Casa Postal nace hace un cuarto de siglo, cuando el padre de Belén decide dejar la multinacional para la que trabajaba y dedicarse hasta lo que entonces tan sólo era una afición.
Belén cree en la idea cada vez más defendida de que la nostalgia es un buen marketing. Una creencia que se le reafirma cada vez que ve a su padre que también es coleccionsita. “Yo a mi padre lo comparo con los niños que coleccionan cromos. Se vuelve loco cuando encuentra una postal que no tiene. Ahora en Internet, que también hay subastas, dice, lo quiero, lo quiero…”, señala Belén.
Lo bueno del coleccionismo de la postal es que no se acaba nunca. Además, debido al alto valor emocional que atesora, no de tanto en tanto, depara momentos mágicos como recuerda nuestra vendedora: “Una vez entro una mujer a la tienda por curiosidad y me pidió que le enseñara postales de su pueblo. Y lo que es la vida, se encontró con una postal que había escrito su abuela. Naturalmente la compró. Que sorpresa se llevó”.
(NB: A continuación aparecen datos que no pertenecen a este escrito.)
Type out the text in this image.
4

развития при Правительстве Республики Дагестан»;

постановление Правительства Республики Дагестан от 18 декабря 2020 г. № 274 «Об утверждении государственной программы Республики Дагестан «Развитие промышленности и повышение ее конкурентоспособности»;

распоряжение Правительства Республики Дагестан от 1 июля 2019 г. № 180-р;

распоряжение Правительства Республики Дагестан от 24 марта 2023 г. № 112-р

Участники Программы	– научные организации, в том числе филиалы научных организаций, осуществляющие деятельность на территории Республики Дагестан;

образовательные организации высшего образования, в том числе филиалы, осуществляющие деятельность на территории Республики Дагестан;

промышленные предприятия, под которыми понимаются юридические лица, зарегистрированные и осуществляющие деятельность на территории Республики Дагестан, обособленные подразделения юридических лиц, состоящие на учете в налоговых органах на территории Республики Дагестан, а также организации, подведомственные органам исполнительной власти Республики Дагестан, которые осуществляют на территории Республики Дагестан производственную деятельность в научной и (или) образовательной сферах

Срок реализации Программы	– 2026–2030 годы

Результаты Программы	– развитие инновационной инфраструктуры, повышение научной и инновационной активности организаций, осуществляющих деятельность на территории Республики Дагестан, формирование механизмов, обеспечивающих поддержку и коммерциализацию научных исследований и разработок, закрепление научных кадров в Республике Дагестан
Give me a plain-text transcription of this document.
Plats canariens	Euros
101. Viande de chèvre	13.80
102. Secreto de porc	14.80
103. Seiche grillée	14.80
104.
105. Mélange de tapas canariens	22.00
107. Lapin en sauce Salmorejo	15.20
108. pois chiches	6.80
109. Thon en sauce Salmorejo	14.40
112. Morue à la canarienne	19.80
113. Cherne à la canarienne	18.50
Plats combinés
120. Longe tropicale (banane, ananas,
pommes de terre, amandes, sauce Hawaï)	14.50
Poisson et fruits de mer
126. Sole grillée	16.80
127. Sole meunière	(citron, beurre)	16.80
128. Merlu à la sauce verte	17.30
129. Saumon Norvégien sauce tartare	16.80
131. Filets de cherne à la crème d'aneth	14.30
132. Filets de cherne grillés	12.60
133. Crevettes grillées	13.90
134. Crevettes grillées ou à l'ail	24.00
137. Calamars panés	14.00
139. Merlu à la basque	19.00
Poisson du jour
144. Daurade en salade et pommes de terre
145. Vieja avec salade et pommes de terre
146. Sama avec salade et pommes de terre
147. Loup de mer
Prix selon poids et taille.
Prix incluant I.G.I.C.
Éste es el reencuentro con nuestro pasado más afectivo y personal. Aunque en Casa Postal no sólo hay sitio para las postales. Tiene uno de esos escaparates ante los que es imposible no detenerse: muñecas antiguas, juguetes, cajas de latón, carteles se amontonan en él. Un sinfín de objetos que llaman nuestra atención apelando a los años ya vividos.
Una historia, la historia de la vida de cada uno, que se ha escrito y se sigue escribiendo con pluma estilográfica, o así lo cree Carmen, la segunda mayor coleccionista de plumas clásicas del mundo, aquellas fabricadas antes de 1960.
La afición de Carmen por las plumas la heredó de su padre, quien siempre escribía con una Parker 51. Desde pequeña a Carmen le fascino aquel pequeño cilindro que dejaba plasmado sobre el papel ideas y pensamientos. Una afición que la ha llevado a recorrer medio mundo, asistiendo a numerosas ferias internacionales, siempre en busca de la estilográfica que le falta. “Cuando encuentras la pieza es el éxtasis. Por fin la encontré y luego… a disfrutar”, señala.
Carmen cuida sus bienes más preciados con esmero y dedicación. Procura que siempre estén en estado optimo. Ella, junto con Belén y José Luis son un claro ejemplo del valor económico que tiene la nostalgia. Un negocio que mueve cientos de millones al año, camuflado bajo el fino velo del sentimiento y el recuerdo, porque al fin y al cabo, ¿qué hay más valioso que lo que hemos vivido? Tal vez sólo lo que nos quede por vivir, pero eso, por ahora, no se puede comprar.